Fabula answers the questions inside one. Who was in the room? What did they know? What did they want? What changed? Which object mattered? Which line set up the later reversal? Which relationship shifted without anyone saying it out loud?

Catalogue graphs serve the viewer finding something to watch. Story graphs serve the teams trying to understand, extend, protect, adapt, or automate the world of the story.

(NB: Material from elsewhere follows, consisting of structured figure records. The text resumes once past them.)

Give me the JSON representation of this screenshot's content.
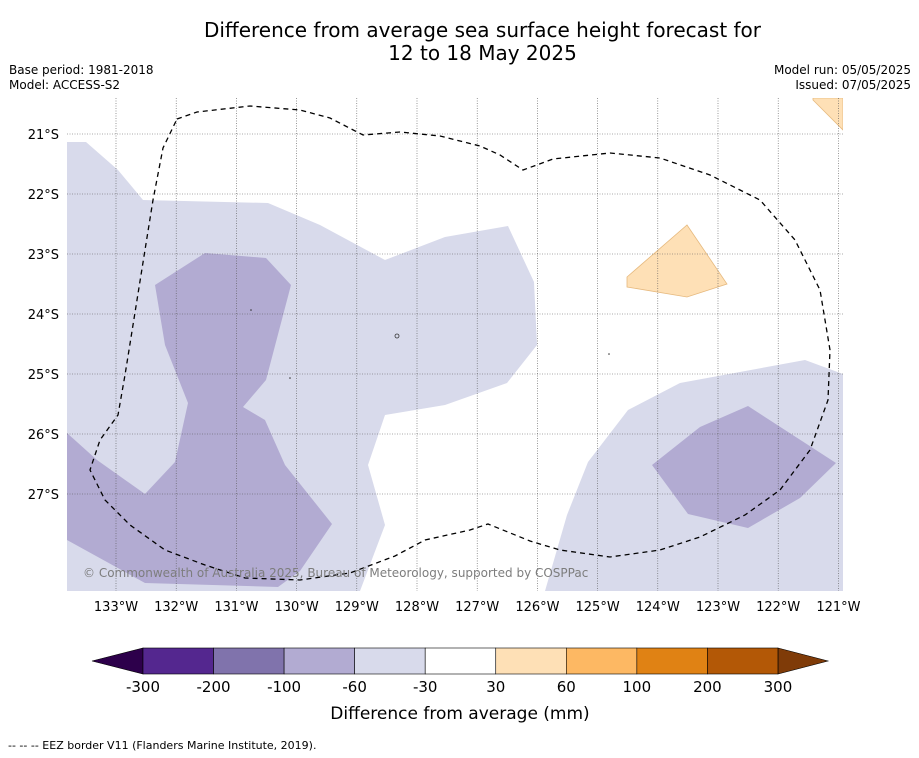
{
  "title_line1": "Difference from average sea surface height forecast for",
  "title_line2": "12 to 18 May 2025",
  "base_period": "Base period: 1981-2018",
  "model": "Model: ACCESS-S2",
  "model_run": "Model run: 05/05/2025",
  "issued": "Issued: 07/05/2025",
  "copyright": "© Commonwealth of Australia 2025, Bureau of Meteorology, supported by COSPPac",
  "lat_labels": [
    "21°S",
    "22°S",
    "23°S",
    "24°S",
    "25°S",
    "26°S",
    "27°S"
  ],
  "lon_labels": [
    "133°W",
    "132°W",
    "131°W",
    "130°W",
    "129°W",
    "128°W",
    "127°W",
    "126°W",
    "125°W",
    "124°W",
    "123°W",
    "122°W",
    "121°W"
  ],
  "colorbar": {
    "label": "Difference from average (mm)",
    "ticks": [
      "-300",
      "-200",
      "-100",
      "-60",
      "-30",
      "30",
      "60",
      "100",
      "200",
      "300"
    ],
    "colors": [
      "#54278f",
      "#8073ac",
      "#b2abd2",
      "#d8daeb",
      "#ffffff",
      "#fee0b6",
      "#fdb863",
      "#e08214",
      "#b35806"
    ],
    "under_color": "#2d004b",
    "over_color": "#7f3b08"
  },
  "footer": "--  --  -- EEZ border V11 (Flanders Marine Institute, 2019)."
}
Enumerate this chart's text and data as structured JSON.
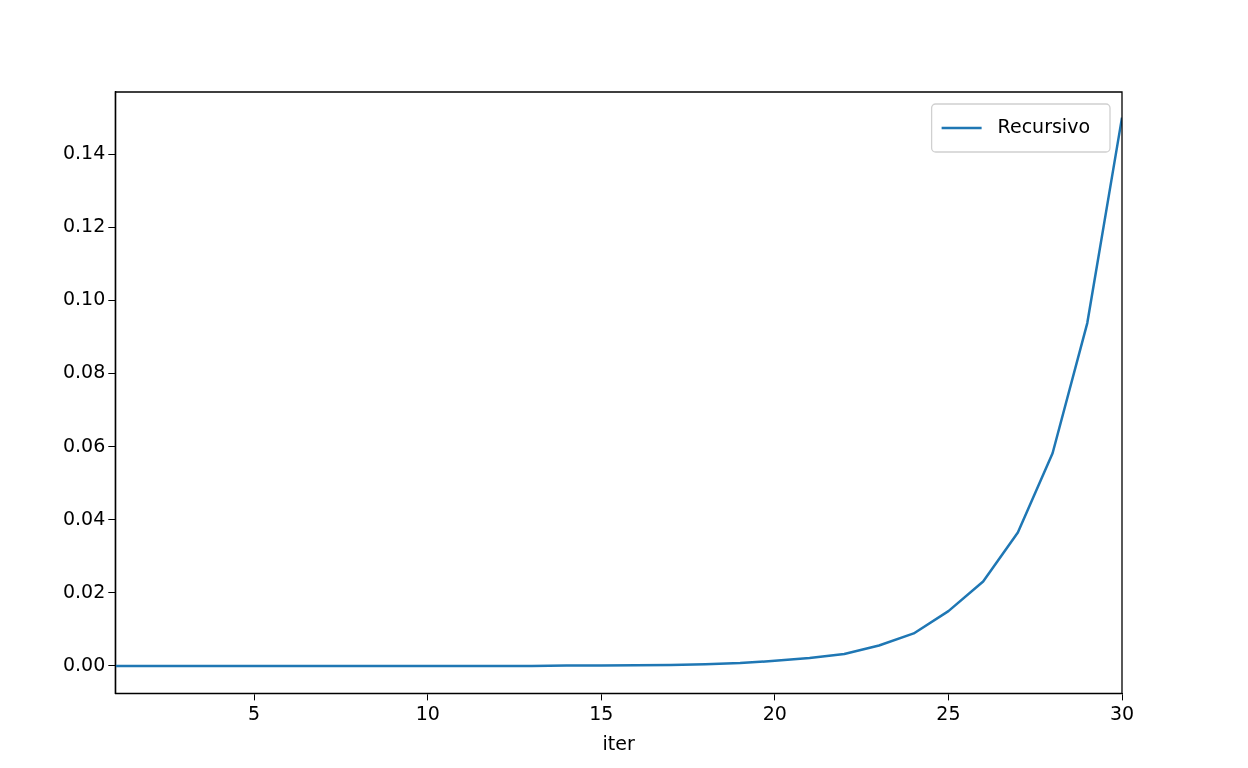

That is why our graph starts below the metadata layer: events, participations, relationships, beliefs, goals, causal links, callbacks, emotional echoes, and provenance. Not the wrapper around the show. The dramatic machinery inside it.

The same architecture transfers because the hard problem is not television-specific. It is extracting a coherent, cited, queryable record from material too long and too interdependent for one model call to hold in its head. Entertainment is where we stress-tested it. It is not where it stops.

CATALOGUE LAYER Title Talent Genre Studio STORY-INTERNAL LAYER · fabula Character Event Belief Causal link Scene Provenance
fig. 02 — catalogue graphs above, story graphs below

supply chain

The data well is running dry.

High-quality text — the kind you can train an AI on — is nearly exhausted (Epoch AI). Scraping the web again just gives you remixed garbage, like a studio endlessly rebooting the same franchise until it’s a zombie. Models trained on their own outputs degrade, losing signal and originality (Nature, 2024).

Fabula doesn’t scrape. It reads. It produces new, structured, sourced data from material that’s historically been a black box: long-form narrative.

Not reheating leftovers; opening a new kitchen. Every fact, character, and event is linked back to its source line in the script, published as datasets on Hugging Face.

Existing material in. New, structured, queryable data out.

first run, syndication, streaming

A boutique market we can serve now, opening into a much larger one.

The TAM numbers below are sized to specific buyers, not the entire entertainment industry. We are selling into the first today; the second and third are how the same architecture grows. We've avoided summing them.

Today · canonical record $500M

Sized to studios and production companies that need a canonical record of their IP — the writers’ room reference, the bible that doesn’t drift, the asset that gets handed across seasons and adaptations. Today this work happens manually, by people whose memory is the asset.

Next · ai retrieval $5B

Sized to AI tooling spend on retrieval over IP libraries: game adaptation pipelines, video grounding, virtual production prep. The graph is the input layer most of these tools need.

Long-run · synthetic media $50B+

Sized to AI-assisted content creation if it scales as forecast. The bottleneck for any system generating long-form story is having a queryable canonical record. We make that record.

the cold open

Fabula uses AI to build computable story canon for scripted entertainment.

Where LLMs hallucinate, Fabula brings receipts.